GENAI-ASSOC Cheatsheet — RAG, Vector Search, Evaluation & Deployment on Databricks

Last-mile GENAI-ASSOC review: embeddings and chunking, vector search relevance, RAG prompt patterns, evaluation loops, and production trade-offs (cost, latency, governance).

Use this for last‑mile review. Pair it with Syllabus and practice drills.


1) The RAG pipeline (the canonical mental model)

    flowchart LR
	  DOC["Docs"] --> CH["Chunk + clean"]
	  CH --> EMB["Embeddings"]
	  EMB --> IDX["Vector index"]
	  Q["User query"] --> QEMB["Query embedding"]
	  QEMB --> RET["Retrieve top-k"]
	  RET --> PROMPT["Prompt with context"]
	  PROMPT --> LLM["LLM"]
	  LLM --> OUT["Answer + citations"]

Rule: good RAG is mostly data + retrieval quality, not clever prompts.

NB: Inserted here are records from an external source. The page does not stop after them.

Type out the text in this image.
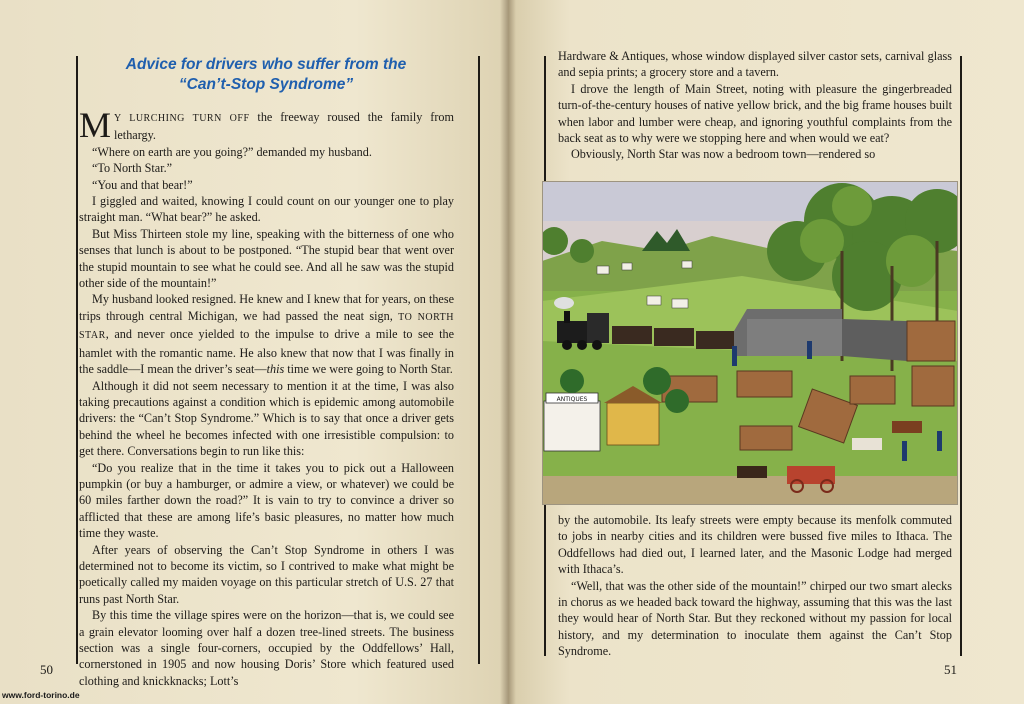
Advice for drivers who suffer from the
“Can’t-Stop Syndrome”

MY LURCHING TURN OFF the freeway roused the family from lethargy.

“Where on earth are you going?” demanded my husband.

“To North Star.”

“You and that bear!”

I giggled and waited, knowing I could count on our younger one to play straight man. “What bear?” he asked.

But Miss Thirteen stole my line, speaking with the bitterness of one who senses that lunch is about to be postponed. “The stupid bear that went over the stupid mountain to see what he could see. And all he saw was the stupid other side of the mountain!”

My husband looked resigned. He knew and I knew that for years, on these trips through central Michigan, we had passed the neat sign, TO NORTH STAR, and never once yielded to the impulse to drive a mile to see the hamlet with the romantic name. He also knew that now that I was finally in the saddle—I mean the driver’s seat—this time we were going to North Star.

Although it did not seem necessary to mention it at the time, I was also taking precautions against a condition which is epidemic among automobile drivers: the “Can’t Stop Syndrome.” Which is to say that once a driver gets behind the wheel he becomes infected with one irresistible compulsion: to get there. Conversations begin to run like this:

“Do you realize that in the time it takes you to pick out a Halloween pumpkin (or buy a hamburger, or admire a view, or whatever) we could be 60 miles farther down the road?” It is vain to try to convince a driver so afflicted that these are among life’s basic pleasures, no matter how much time they waste.

After years of observing the Can’t Stop Syndrome in others I was determined not to become its victim, so I contrived to make what might be poetically called my maiden voyage on this particular stretch of U.S. 27 that runs past North Star.

By this time the village spires were on the horizon—that is, we could see a grain elevator looming over half a dozen tree-lined streets. The business section was a single four-corners, occupied by the Oddfellows’ Hall, cornerstoned in 1905 and now housing Doris’ Store which featured used clothing and knickknacks; Lott’s

50
www.ford-torino.de

Hardware & Antiques, whose window displayed silver castor sets, carnival glass and sepia prints; a grocery store and a tavern.

I drove the length of Main Street, noting with pleasure the gingerbreaded turn-of-the-century houses of native yellow brick, and the big frame houses built when labor and lumber were cheap, and ignoring youthful complaints from the back seat as to why were we stopping here and when would we eat?

Obviously, North Star was now a bedroom town—rendered so

ANTIQUES

by the automobile. Its leafy streets were empty because its menfolk commuted to jobs in nearby cities and its children were bussed five miles to Ithaca. The Oddfellows had died out, I learned later, and the Masonic Lodge had merged with Ithaca’s.

“Well, that was the other side of the mountain!” chirped our two smart alecks in chorus as we headed back toward the highway, assuming that this was the last they would hear of North Star. But they reckoned without my passion for local history, and my determination to inoculate them against the Can’t Stop Syndrome.

51
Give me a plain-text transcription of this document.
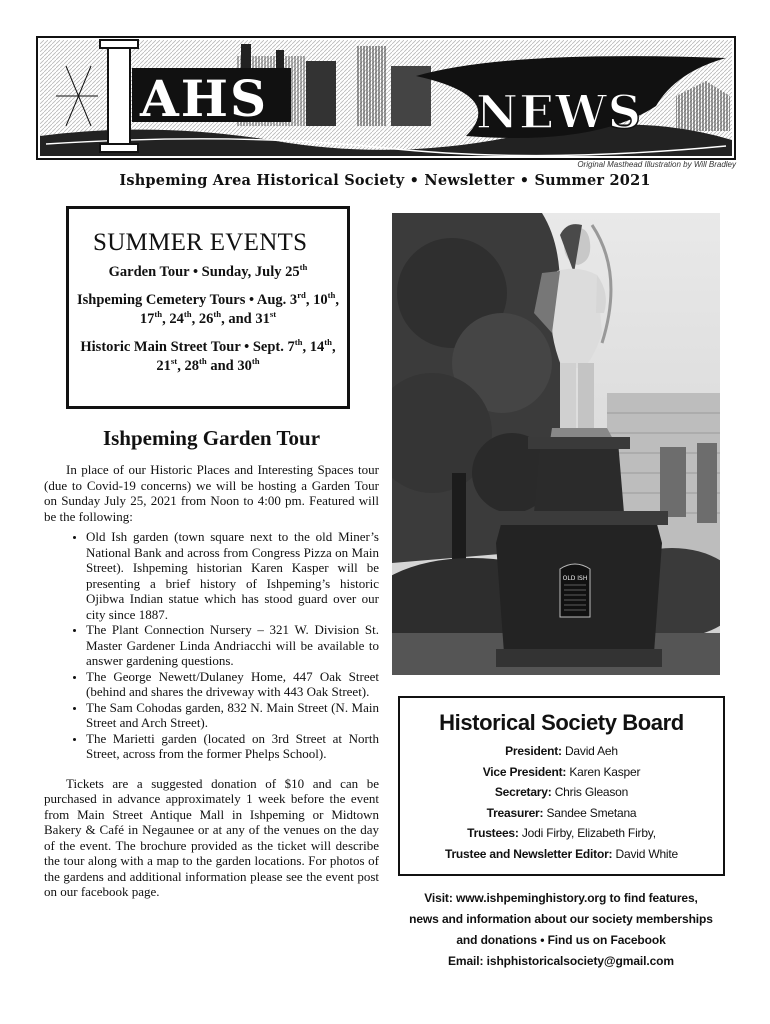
AHS	NEWS
Original Masthead Illustration by Will Bradley
Ishpeming Area Historical Society • Newsletter • Summer 2021
SUMMER EVENTS
Garden Tour • Sunday, July 25th
Ishpeming Cemetery Tours • Aug. 3rd, 10th, 17th, 24th, 26th, and 31st
Historic Main Street Tour • Sept. 7th, 14th, 21st, 28th and 30th
Ishpeming Garden Tour

In place of our Historic Places and Interesting Spaces tour (due to Covid-19 concerns) we will be hosting a Garden Tour on Sunday July 25, 2021 from Noon to 4:00 pm. Featured will be the following:

• Old Ish garden (town square next to the old Miner’s National Bank and across from Congress Pizza on Main Street). Ishpeming historian Karen Kasper will be presenting a brief history of Ishpeming’s historic Ojibwa Indian statue which has stood guard over our city since 1887.
• The Plant Connection Nursery – 321 W. Division St. Master Gardener Linda Andriacchi will be available to answer gardening questions.
• The George Newett/Dulaney Home, 447 Oak Street (behind and shares the driveway with 443 Oak Street).
• The Sam Cohodas garden, 832 N. Main Street (N. Main Street and Arch Street).
• The Marietti garden (located on 3rd Street at North Street, across from the former Phelps School).

Tickets are a suggested donation of $10 and can be purchased in advance approximately 1 week before the event from Main Street Antique Mall in Ishpeming or Midtown Bakery & Café in Negaunee or at any of the venues on the day of the event. The brochure provided as the ticket will describe the tour along with a map to the garden locations. For photos of the gardens and additional information please see the event post on our facebook page.

OLD ISH
Historical Society Board
President: David Aeh
Vice President: Karen Kasper
Secretary: Chris Gleason
Treasurer: Sandee Smetana
Trustees: Jodi Firby, Elizabeth Firby,
Trustee and Newsletter Editor: David White
Visit: www.ishpeminghistory.org to find features,
news and information about our society memberships
and donations • Find us on Facebook
Email: ishphistoricalsociety@gmail.com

2) Chunking and embeddings (high-yield pickers)

Decision Trade-off Rule of thumb
Chunk size recall vs precision chunks should fit the model context with room for instructions
Overlap redundancy vs cost small overlap helps continuity
Metadata filtering and security store source, date, tenant, access tags

3) Retrieval relevance (why results look wrong)

Common causes:

  • poor chunking (too big/too small)
  • missing metadata filters (wrong tenant/version)
  • query mismatch (user question needs reformulation)

4) Evaluation loop (production-safe approach)

What to test Examples
Retrieval quality top-k hit rate, groundedness
Answer quality correctness, citation quality
Safety leakage, prompt injection resilience
Regression keep a fixed eval set

5) Cost/latency controls (exam-friendly)

  • Cache embeddings and reuse indexes.
  • Use metadata filters to reduce candidate set.
  • Limit top-k and context length intentionally.
  • Monitor token usage and tail latency.